The story began in 1987, when Trump first visited Moscow, then the Soviet capital, and negotiated with bureaucrats from the State Foreign Tourism Committee who offered him an opportunity to build a luxury hotel in Moscow. In a Playboy interview in 1990, Trump recalled that he told the officials it was impossible to get financing for a development project in which the land was "owned by the goddamn motherland." They offered a lease; he wanted ownership. The Soviets also offered to set up a dispute resolution committee consisting of seven Russians and three Trump representatives, a deal Trump didn't like. He came away thinking, correctly, that the Soviet system was a "disaster." The Soviet leader, Mikhail Gorbachev, according to Trump, didn't have "a firm enough hand" -- which didn't prevent the flustered developer from crowing how honored he was when Gorbachev impersonator Ron Knapp paid him a surprise visit in Manhattan a year later.

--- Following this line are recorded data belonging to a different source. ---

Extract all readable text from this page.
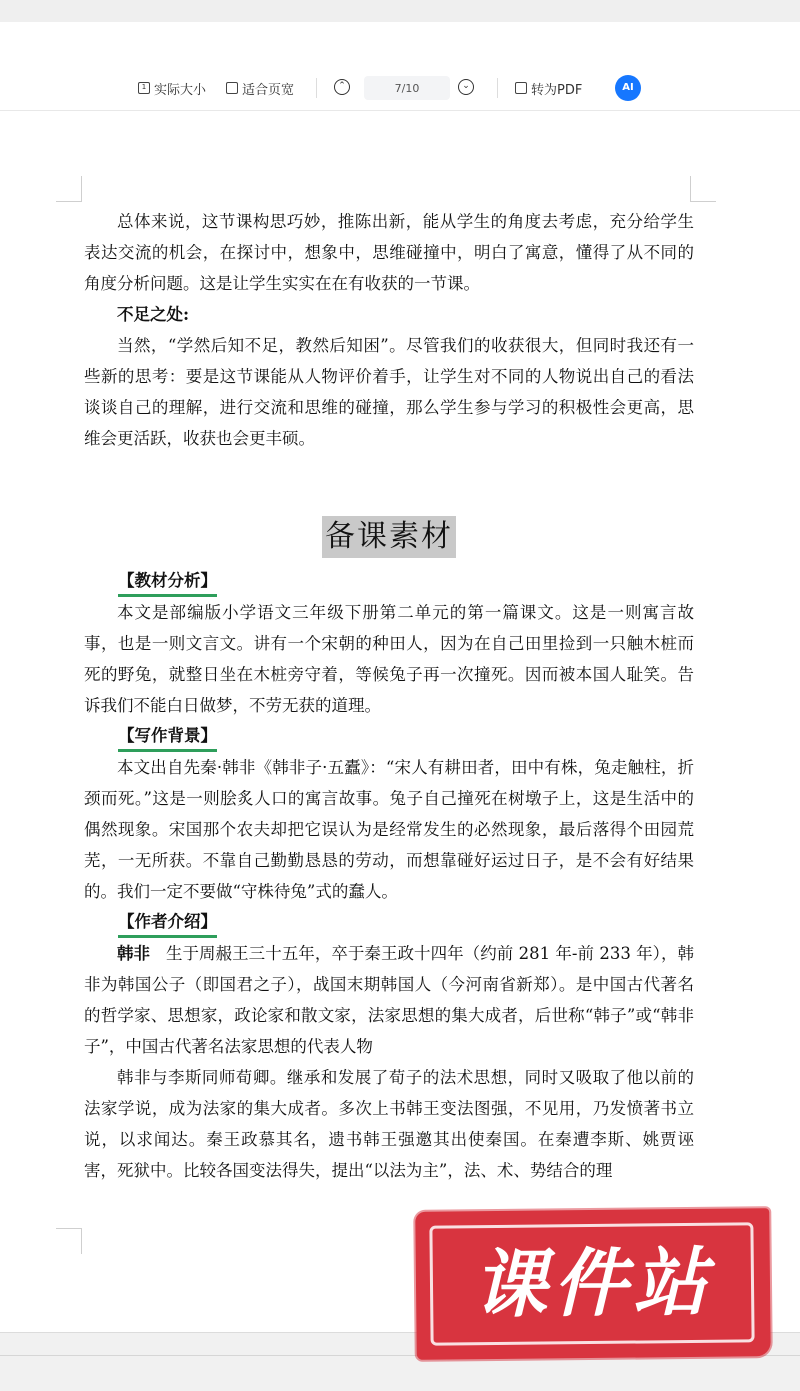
1 实际大小	适合页宽	⌃
7/10	⌄	转为PDF	AI

总体来说，这节课构思巧妙，推陈出新，能从学生的角度去考虑，充分给学生表达交流的机会，在探讨中，想象中，思维碰撞中，明白了寓意，懂得了从不同的角度分析问题。这是让学生实实在在有收获的一节课。

不足之处:

当然，“学然后知不足，教然后知困”。尽管我们的收获很大，但同时我还有一些新的思考：要是这节课能从人物评价着手，让学生对不同的人物说出自己的看法谈谈自己的理解，进行交流和思维的碰撞，那么学生参与学习的积极性会更高，思维会更活跃，收获也会更丰硕。

备课素材
【教材分析】

本文是部编版小学语文三年级下册第二单元的第一篇课文。这是一则寓言故事，也是一则文言文。讲有一个宋朝的种田人，因为在自己田里捡到一只触木桩而死的野兔，就整日坐在木桩旁守着，等候兔子再一次撞死。因而被本国人耻笑。告诉我们不能白日做梦，不劳无获的道理。

【写作背景】

本文出自先秦·韩非《韩非子·五蠹》：“宋人有耕田者，田中有株，兔走触柱，折颈而死。”这是一则脍炙人口的寓言故事。兔子自己撞死在树墩子上，这是生活中的偶然现象。宋国那个农夫却把它误认为是经常发生的必然现象，最后落得个田园荒芜，一无所获。不靠自己勤勤恳恳的劳动，而想靠碰好运过日子，是不会有好结果的。我们一定不要做“守株待兔”式的蠢人。

【作者介绍】

韩非 生于周赧王三十五年，卒于秦王政十四年（约前 281 年-前 233 年），韩非为韩国公子（即国君之子），战国末期韩国人（今河南省新郑）。是中国古代著名的哲学家、思想家，政论家和散文家，法家思想的集大成者，后世称“韩子”或“韩非子”，中国古代著名法家思想的代表人物

韩非与李斯同师荀卿。继承和发展了荀子的法术思想，同时又吸取了他以前的法家学说，成为法家的集大成者。多次上书韩王变法图强，不见用，乃发愤著书立说，以求闻达。秦王政慕其名，遗书韩王强邀其出使秦国。在秦遭李斯、姚贾诬害，死狱中。比较各国变法得失，提出“以法为主”，法、术、势结合的理

课件站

In the Soviet Union's last years, Communist officials had been eager for deals with Western capitalists; as with Trump, they always tried to impose their ridiculous terms. That didn't stop companies such as McDonald's from doing business in Moscow. The fast food giant set up a 50-50 joint venture with the Moscow city government to open its first restaurant on city-owned premises in 1990. It was a brilliant move that led to fast expansion: There are 614 McDonald's restaurants in Russia today. Coca-Cola supplied its concentrate to the Soviet Union in exchange for Lada cars it struggled to sell in the West -- but it has never regretted the arrangement because it immediately knew what to do when Russia opened up to private business. Trump wasn't into that kind of long-term thinking, though, and he missed his chance.
He got another, even better one in 1996, when the Moscow city government tried to involve him in the refurbishment of two derelict hotels -- the Moskva and the Rossiya, both right next to the Kremlin. They wanted him to invest $250 million. The terms have never been made public, but apparently they weren't particularly sweet. In 2004, when the Moskva was finally demolished, it was 49 percent owned by the city, and an opaque U.S.-based company called Decorum Corp. -- likely owned by Russian investors -- held the rest of the stock; by the time the hotel was rebuilt in 2013, several wealthy Russian businessmen were suing each other over the stake. Trump probably did well not to get involved, but his lack of interest in a project that was important to the city made it impossible for him to do anything else in Moscow, firmly controlled at the time by Mayor Yuri Luzhkov, whose wife became a billionaire developer during his tenure.